Nitric oxide (NO) and peroxynitrite are reactive, short-lived species that are important mediators of various forms of inflammation and reperfusion injury. Recent studies have implicated the crucial role of NO and peroxynitrite in the pathogenesis of various forms of reperfusion, including stroke. Inotek Corporation has been developing various guanidine-based technologies for the treatment of various forms of inflammation and reperfusion injury. One of Inotek's prototype compounds, mercaptoethylguanidine (MEG) which is a selective inhibitor of the inducible nitric oxide synthase and scavenger of peroxynitrite, demonstrated efficacy in a variety of models of inflammation. As a next generation of guanidines, Inotek proposes to prepare and test selenoethylguanidine. Preliminary in vitro data demonstrated that substitution of the sulfur group by selenium increases the reactivity of the compound with peroxynitrite by about 100-fold. In addition, selenoethylguanidine maintains its NOS inhibitory effects.

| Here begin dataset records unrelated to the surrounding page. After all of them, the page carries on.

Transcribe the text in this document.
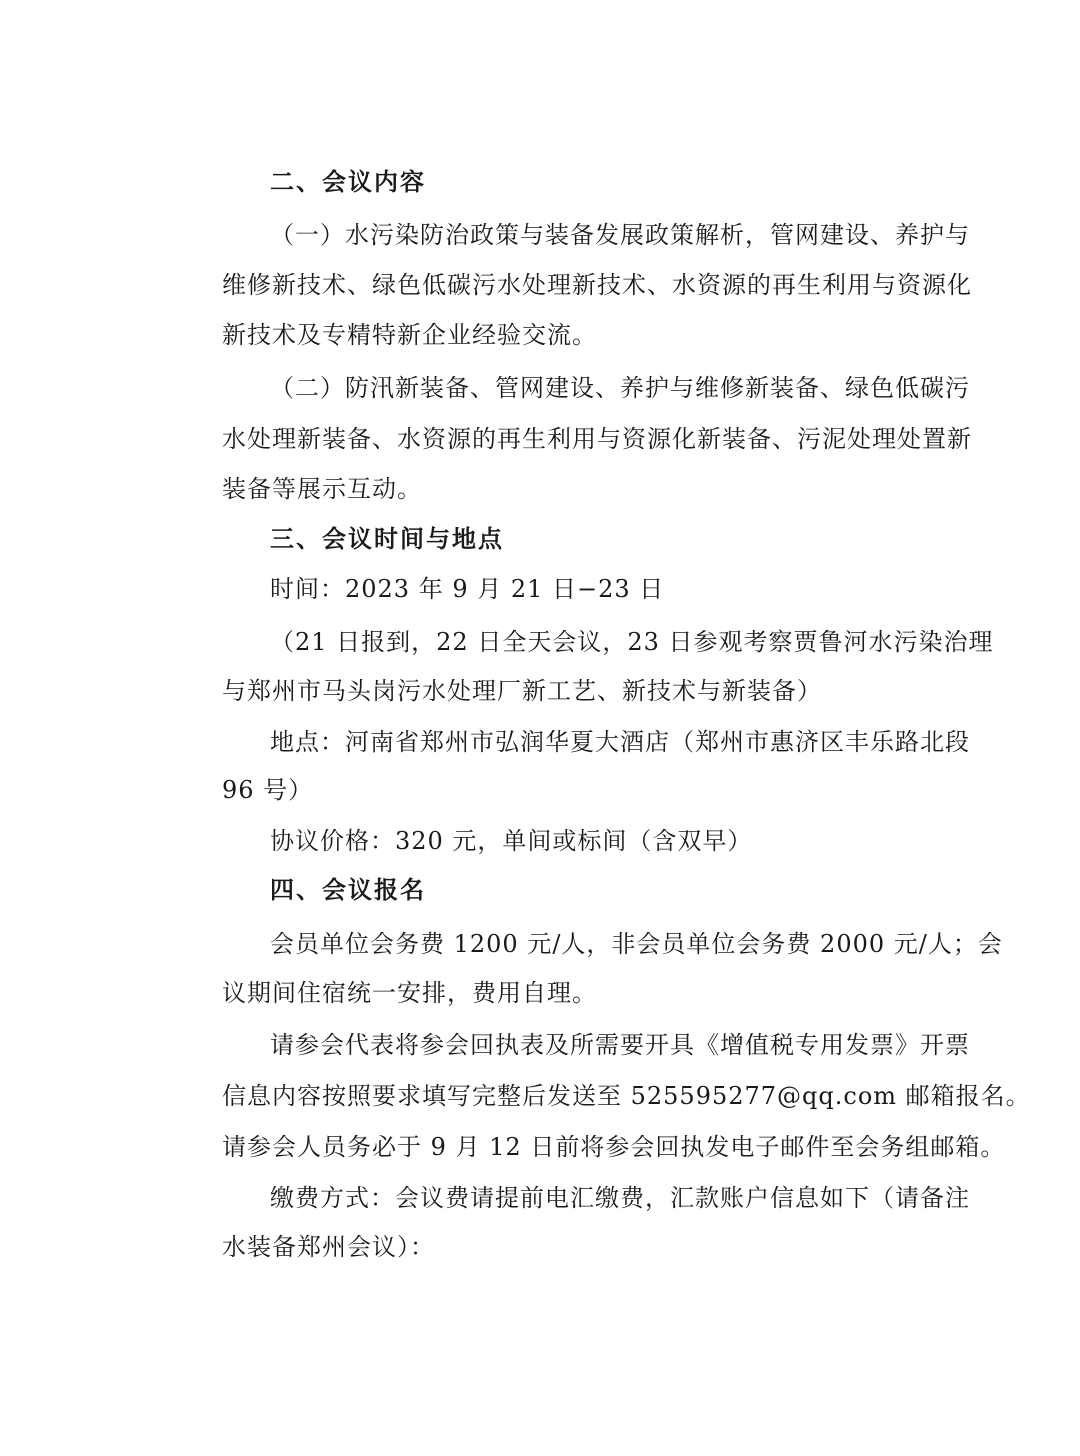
二、会议内容
（一）水污染防治政策与装备发展政策解析，管网建设、养护与
维修新技术、绿色低碳污水处理新技术、水资源的再生利用与资源化
新技术及专精特新企业经验交流。
（二）防汛新装备、管网建设、养护与维修新装备、绿色低碳污
水处理新装备、水资源的再生利用与资源化新装备、污泥处理处置新
装备等展示互动。
三、会议时间与地点
时间：2023 年 9 月 21 日−23 日
（21 日报到，22 日全天会议，23 日参观考察贾鲁河水污染治理
与郑州市马头岗污水处理厂新工艺、新技术与新装备）
地点：河南省郑州市弘润华夏大酒店（郑州市惠济区丰乐路北段
96 号）
协议价格：320 元，单间或标间（含双早）
四、会议报名
会员单位会务费 1200 元/人，非会员单位会务费 2000 元/人；会
议期间住宿统一安排，费用自理。
请参会代表将参会回执表及所需要开具《增值税专用发票》开票
信息内容按照要求填写完整后发送至 525595277@qq.com 邮箱报名。
请参会人员务必于 9 月 12 日前将参会回执发电子邮件至会务组邮箱。
缴费方式：会议费请提前电汇缴费，汇款账户信息如下（请备注
水装备郑州会议）：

The first aim of the current study is to synthesize selenoethylguanidine, and perform in vitro studies to characterize its effects as NOS inhibitor, determine its isoform selectivity, and its peroxynitrite scavenging activity.
The second aim of the study is to test selenoethylguanidine in a rat model of stroke, where peroxynitrite is known to play a key role in neuronal necrosis and apoptosis during the phase of reperfusion.
Worldwide the market for an effective, safe anti-stroke pharmaceutical is estimated to be 20 billion dollars per year, based upon 2 million patients at 10,000 dollars per treatment course. The demand for effective treatment of stroke is expected to increase steadily over the next 15 years. Current market entrants are marginally effective.